In its current location in Kajzerica neighbourhood, the Zagreb Hippodrome covers over 65 hectares between the Sava River in the north, the Zagreb Fair and the Lokomotiva Stadium (now Jožef Antal Street) in the south, the Liberty Bridge and Bundek in the east, and the Kajzerica neighborhood in the west. It was to be a part of a near-utopian Croatian Olympic Center project started in 1947. The prisoners of the old Kajzerica Prison built the layout of many sports fields, but since then, only the Hippodrome and the Lokomotiva Stadium have survived.
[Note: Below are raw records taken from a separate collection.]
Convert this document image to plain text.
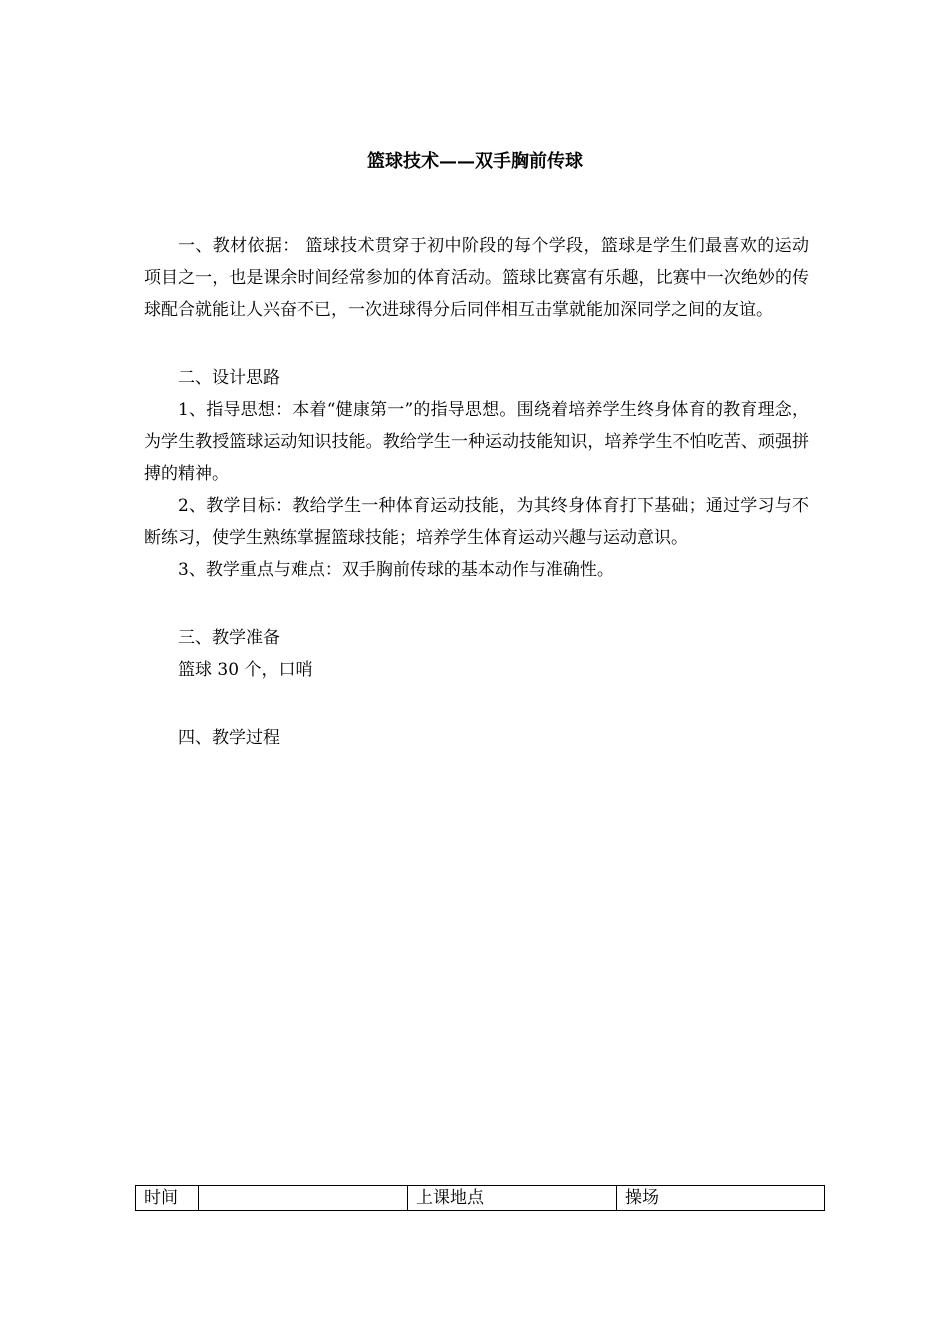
篮球技术——双手胸前传球

一、教材依据： 篮球技术贯穿于初中阶段的每个学段，篮球是学生们最喜欢的运动项目之一，也是课余时间经常参加的体育活动。篮球比赛富有乐趣，比赛中一次绝妙的传球配合就能让人兴奋不已，一次进球得分后同伴相互击掌就能加深同学之间的友谊。

二、设计思路

1、指导思想：本着“健康第一”的指导思想。围绕着培养学生终身体育的教育理念，为学生教授篮球运动知识技能。教给学生一种运动技能知识，培养学生不怕吃苦、顽强拼搏的精神。

2、教学目标：教给学生一种体育运动技能，为其终身体育打下基础；通过学习与不断练习，使学生熟练掌握篮球技能；培养学生体育运动兴趣与运动意识。

3、教学重点与难点：双手胸前传球的基本动作与准确性。

三、教学准备

篮球 30 个，口哨

四、教学过程

时间		上课地点	操场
The Zagreb Hippodrome is mid-sized, and encompasses all aspects of equestrian sports, which is rare. Modeled after the Paris Longchamp race course on the banks of Seine, whose first race was observed from a yacht by Napoleon III, the nephew of the famous Napoleon. A hundred years later, in 1950, the Zagreb Hippodrome was built on the southern bank of the Sava River, in Kajzerica, which was named after the Kaiser (the Emperor), since that was the location of a former imperial training ground. And also, this was the short lived border of the Illyrian Provinces.
Today it is marked by the old French milestone near the footbridge at the entrance to Kajzerica. The race tracks are high-quality, with good drainage. The Hippodrome used to have birch enclosures, and a grand stand in the sand bank which enclosed the track, as well as other sports objects. The Hippodrome features a rare 2400-meter-long grass racetrack, a 1600-meter-long grass racetrack, and a 1000-meter-long dirt racetrack. All three tracks were opened in 1950. In the middle of the dirt racetrack there is a show-jumping course.